A ROW over a Southampton mosque which has caused bitter divisions in the city’s Muslim community is to return to the courts.

The city council wants a judge to rule on who owns the still incomplete Medina Mosque, pictured above right, more than ten years after the first brick was laid on land the authority agreed to sell at a huge discount.

The original trustees to that agreement, who masterminded the purpose-built, £2m mosque, have been unable to settle the ownership question after they fell out with one another.

The dispute, which has seen a mass brawl at the mosque, has already cost thousands of pounds of taxpayers’ and trustees’ money.

A previous legal action was launched by the council in 2003 to get the High Court to decide which of the different factions of the Muslim community had rightful claim to the building’s freehold.

The mosque first opened in 2000. It has been run as a place of worship and a community centre since 2002 by Southampton Medina Mosque Trust Ltd, founded by one of the three trustees who signed the building agreement with the council.
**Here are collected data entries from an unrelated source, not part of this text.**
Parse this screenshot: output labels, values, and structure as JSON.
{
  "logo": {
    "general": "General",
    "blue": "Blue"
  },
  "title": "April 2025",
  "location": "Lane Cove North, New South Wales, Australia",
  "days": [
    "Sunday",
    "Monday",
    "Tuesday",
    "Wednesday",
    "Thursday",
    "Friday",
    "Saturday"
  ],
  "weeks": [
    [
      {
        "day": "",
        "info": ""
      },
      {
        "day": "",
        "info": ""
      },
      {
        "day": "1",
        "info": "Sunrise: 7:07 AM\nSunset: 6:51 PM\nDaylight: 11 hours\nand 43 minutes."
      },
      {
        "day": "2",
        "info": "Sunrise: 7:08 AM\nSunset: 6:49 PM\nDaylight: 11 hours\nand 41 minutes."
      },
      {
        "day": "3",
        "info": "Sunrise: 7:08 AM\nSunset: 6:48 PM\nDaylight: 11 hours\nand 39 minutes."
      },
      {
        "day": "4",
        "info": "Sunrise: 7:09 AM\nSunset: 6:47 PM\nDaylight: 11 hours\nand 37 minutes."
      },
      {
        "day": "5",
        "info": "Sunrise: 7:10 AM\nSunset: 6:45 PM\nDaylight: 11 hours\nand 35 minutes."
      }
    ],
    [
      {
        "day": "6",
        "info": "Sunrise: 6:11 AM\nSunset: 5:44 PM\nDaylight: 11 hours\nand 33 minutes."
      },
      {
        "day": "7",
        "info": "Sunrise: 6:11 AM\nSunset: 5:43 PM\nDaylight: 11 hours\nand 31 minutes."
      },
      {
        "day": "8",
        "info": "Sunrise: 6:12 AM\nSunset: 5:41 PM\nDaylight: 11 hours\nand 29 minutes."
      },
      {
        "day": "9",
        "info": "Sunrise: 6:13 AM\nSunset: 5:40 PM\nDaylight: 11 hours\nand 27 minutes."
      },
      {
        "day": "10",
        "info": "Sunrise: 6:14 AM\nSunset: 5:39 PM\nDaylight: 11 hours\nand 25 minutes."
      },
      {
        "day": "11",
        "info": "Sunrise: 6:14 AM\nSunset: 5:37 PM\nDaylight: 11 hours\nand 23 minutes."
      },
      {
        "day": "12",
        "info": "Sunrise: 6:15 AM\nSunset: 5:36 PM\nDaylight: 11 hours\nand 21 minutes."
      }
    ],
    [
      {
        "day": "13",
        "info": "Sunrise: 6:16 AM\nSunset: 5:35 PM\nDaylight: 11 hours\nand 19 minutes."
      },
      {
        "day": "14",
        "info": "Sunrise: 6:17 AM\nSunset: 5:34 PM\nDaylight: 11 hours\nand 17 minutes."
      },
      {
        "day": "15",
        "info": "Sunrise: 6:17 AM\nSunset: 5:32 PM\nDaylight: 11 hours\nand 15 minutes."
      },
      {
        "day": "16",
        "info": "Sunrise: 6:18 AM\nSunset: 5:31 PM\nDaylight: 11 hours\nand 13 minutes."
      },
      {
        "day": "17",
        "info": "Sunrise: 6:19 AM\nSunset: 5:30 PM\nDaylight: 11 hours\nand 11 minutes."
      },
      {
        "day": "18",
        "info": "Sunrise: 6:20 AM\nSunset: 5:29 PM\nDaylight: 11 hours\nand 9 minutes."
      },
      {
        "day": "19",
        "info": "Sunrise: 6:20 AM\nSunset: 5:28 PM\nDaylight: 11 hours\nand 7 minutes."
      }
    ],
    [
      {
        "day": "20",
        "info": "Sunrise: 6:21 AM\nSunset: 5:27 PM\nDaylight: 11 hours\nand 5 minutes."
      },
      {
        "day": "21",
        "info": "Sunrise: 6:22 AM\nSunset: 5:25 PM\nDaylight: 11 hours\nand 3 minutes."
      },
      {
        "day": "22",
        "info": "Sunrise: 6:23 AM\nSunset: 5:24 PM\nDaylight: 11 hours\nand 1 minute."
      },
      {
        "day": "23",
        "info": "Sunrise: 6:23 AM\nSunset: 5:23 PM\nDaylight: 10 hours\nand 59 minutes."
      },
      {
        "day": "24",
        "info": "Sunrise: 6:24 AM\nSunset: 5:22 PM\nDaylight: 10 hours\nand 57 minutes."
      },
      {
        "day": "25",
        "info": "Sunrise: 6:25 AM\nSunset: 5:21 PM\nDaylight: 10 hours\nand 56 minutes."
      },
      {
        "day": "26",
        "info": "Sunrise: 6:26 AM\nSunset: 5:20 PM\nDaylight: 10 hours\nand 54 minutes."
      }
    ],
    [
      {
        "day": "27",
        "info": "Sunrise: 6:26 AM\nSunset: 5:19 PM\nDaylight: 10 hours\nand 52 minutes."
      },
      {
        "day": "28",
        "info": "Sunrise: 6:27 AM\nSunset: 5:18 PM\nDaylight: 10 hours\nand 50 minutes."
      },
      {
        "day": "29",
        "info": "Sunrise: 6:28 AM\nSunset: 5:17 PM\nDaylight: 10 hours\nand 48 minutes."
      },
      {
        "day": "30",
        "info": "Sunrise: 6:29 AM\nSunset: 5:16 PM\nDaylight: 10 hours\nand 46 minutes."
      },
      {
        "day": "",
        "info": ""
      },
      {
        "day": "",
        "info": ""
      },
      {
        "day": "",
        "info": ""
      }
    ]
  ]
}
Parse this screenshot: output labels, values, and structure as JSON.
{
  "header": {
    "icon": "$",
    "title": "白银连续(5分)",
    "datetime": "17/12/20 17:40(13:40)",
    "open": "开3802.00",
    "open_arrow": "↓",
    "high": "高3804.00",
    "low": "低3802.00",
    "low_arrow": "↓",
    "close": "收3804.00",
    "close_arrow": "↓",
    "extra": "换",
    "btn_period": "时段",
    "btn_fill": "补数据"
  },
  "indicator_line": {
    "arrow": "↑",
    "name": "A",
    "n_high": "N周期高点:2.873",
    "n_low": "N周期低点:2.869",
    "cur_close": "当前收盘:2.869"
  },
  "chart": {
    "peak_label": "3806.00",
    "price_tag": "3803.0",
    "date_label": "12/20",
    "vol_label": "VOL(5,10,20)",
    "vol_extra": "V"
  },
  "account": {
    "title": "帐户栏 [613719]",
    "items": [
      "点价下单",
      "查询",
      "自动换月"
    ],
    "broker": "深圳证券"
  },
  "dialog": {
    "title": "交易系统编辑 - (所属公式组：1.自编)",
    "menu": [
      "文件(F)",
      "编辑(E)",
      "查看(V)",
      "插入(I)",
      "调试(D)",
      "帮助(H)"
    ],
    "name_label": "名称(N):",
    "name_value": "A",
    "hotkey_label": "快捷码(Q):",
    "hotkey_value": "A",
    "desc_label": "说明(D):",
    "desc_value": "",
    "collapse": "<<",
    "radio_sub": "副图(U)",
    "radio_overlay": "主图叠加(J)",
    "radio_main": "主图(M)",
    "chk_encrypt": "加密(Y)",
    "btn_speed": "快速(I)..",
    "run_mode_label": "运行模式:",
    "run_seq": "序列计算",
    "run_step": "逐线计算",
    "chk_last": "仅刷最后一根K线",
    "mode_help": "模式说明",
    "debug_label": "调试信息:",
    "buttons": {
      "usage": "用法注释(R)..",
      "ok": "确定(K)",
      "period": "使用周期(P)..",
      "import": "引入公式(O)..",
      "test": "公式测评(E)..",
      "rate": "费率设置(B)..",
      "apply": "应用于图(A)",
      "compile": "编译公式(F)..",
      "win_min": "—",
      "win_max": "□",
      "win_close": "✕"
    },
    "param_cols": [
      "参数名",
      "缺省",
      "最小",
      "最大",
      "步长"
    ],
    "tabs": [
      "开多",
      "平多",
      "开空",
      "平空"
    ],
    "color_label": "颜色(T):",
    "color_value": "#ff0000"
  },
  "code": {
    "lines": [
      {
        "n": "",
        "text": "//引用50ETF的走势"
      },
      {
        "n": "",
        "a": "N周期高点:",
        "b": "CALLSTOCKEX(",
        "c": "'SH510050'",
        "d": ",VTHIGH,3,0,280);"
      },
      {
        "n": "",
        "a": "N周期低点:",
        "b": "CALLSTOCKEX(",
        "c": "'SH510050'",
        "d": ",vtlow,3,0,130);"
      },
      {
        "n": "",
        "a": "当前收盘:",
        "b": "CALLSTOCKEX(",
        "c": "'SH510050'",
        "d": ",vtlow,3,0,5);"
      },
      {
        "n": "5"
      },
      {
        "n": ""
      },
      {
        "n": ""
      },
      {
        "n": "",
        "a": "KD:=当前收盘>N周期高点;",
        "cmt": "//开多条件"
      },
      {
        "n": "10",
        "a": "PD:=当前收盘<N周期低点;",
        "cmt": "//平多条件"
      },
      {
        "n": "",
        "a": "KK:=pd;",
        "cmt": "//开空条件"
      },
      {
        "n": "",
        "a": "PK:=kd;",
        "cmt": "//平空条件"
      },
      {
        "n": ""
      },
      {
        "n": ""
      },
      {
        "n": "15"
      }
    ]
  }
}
General secretary Rashid Brora said: “We are not interested in it for ourselves. We just want to put the land ownership into the name of the entity that can carry the mosque forward.”

He said the mosque’s ruling committee was open and democratic and the mosque would continue to be open to all during the proceedings.

The trustees of a separate organisation, the Southamp-ton Medina Mosque Trust, are also claiming ownership.

Chairman Mohammed Aslam, who was also one of signatories to the building agreement, said that his unincorporated charity was the original body that ran the mosque. “They [the limited company] weren’t even around when the building agreement was signed with the city council,” he said.

The council said it wants a declaration as to which of the two organisitions should benefit from the transfer of the land once the terms of the building agreement are met.

A final hearing is expected in the autumn.